Bien que ce soit un homme
honnête, il n'arrive pas garder un travail et sa famille vit dans la misère.
Leur ancienne maison, attaquée par les termites, a été détruite par la
municipalité et lui, sa femme et ses deux enfants, Stuart "Stu" (Elijah Wood) et Lidia, sa sœur jumelle,
vivent dans une maison trop petite en attendant de trouver mieux. Pendant que leurs parents se débattent contre
l’adversité en essayant de rester dignes, les enfants livrés à eux-mêmes,
vivent leur vie insouciante de sauvageons, entourés de leurs copains, noirs et
blancs, aussi miséreux qu'eux, et se consacrent au projet de construire une
cabane dans un arbre.

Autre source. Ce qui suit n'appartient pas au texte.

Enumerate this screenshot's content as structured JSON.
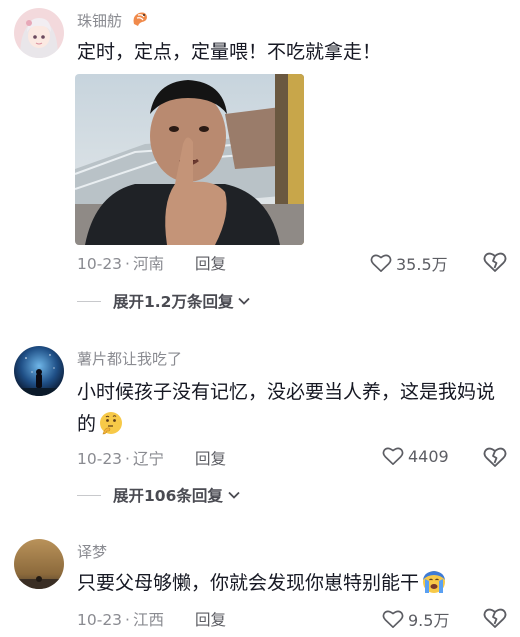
{
  "comments": [
    {
      "username": "珠钿舫",
      "text": "定时，定点，定量喂！不吃就拿走！",
      "date": "10-23",
      "location": "河南",
      "reply_label": "回复",
      "likes": "35.5万",
      "replies_label": "展开1.2万条回复"
    },
    {
      "username": "薯片都让我吃了",
      "text": "小时候孩子没有记忆，没必要当人养，这是我妈说的",
      "date": "10-23",
      "location": "辽宁",
      "reply_label": "回复",
      "likes": "4409",
      "replies_label": "展开106条回复"
    },
    {
      "username": "译梦",
      "text": "只要父母够懒，你就会发现你崽特别能干",
      "date": "10-23",
      "location": "江西",
      "reply_label": "回复",
      "likes": "9.5万"
    }
  ],
  "icons": {
    "like": "heart-outline-icon",
    "dislike": "broken-heart-icon",
    "expand": "chevron-down-icon",
    "badge": "shrimp-icon",
    "emoji_thinking": "thinking-face-emoji",
    "emoji_crying": "crying-face-emoji"
  },
  "colors": {
    "text": "#161823",
    "muted": "#8a8b91",
    "meta": "#5c5d63"
  }
}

Pour se procurer les matériaux nécessaires, ils vont les
dérober dans une casse qui est la chasse gardée des Lipnicki, des gamins
violents encore plus miséreux qu’eux avec lesquels ils finissent par se faire
une véritable guerre.
Steven trouve enfin un travail
"bien payé mais dangereux". Il s'agit en fait d'un travail très
dangereux dans une carrière de pierre. Lors d'un effondrement, il s'en sort
indemne mais il trouve la mort en voulant sauver son meilleur ami, coincé sous
un rocher.
En secret, il avait cependant
fait une offre pour une maison lors d’une vente aux enchères et, alors que ses
obsèques viennent de se terminer, l’agent immobilier vient apprendre à sa veuve
et à ses enfants que, malgré sa mise ridiculement basse, aucune enchère
supérieure n'ayant été proposée, la maison revient à sa famille.
Un très beau film qui raconte la
dure vie que réserve l'un des plus puissants états de la planète à ceux qui
sont pauvres et malchanceux : personne ne vient vous tendre la main et on ne
peut compter que sur soi, son courage et sa force de caractère pour survivre.
Une belle leçon d’honnêteté, de
morale et d'optimisme que certains ont sans doute reproché au réalisateur. Mais
ce serait faire abstractions de tout ce que ce film compte d'atouts : des
acteurs magnifiques (Kevin Costner
en homme courageux et déterminé, Elijah Wood, qui n’avait alors que 12 ans mais explose déjà de talent et éclaire
ce film lumineux d'une joie de vivre communicative, l'humour (les dialogues
savoureux des enfants), des images splendides (l'arbre dans lequel les gamins
construisent leur cabane et un des acteurs les plus somptueux du film). Un très
beau film qui défend de belles valeurs.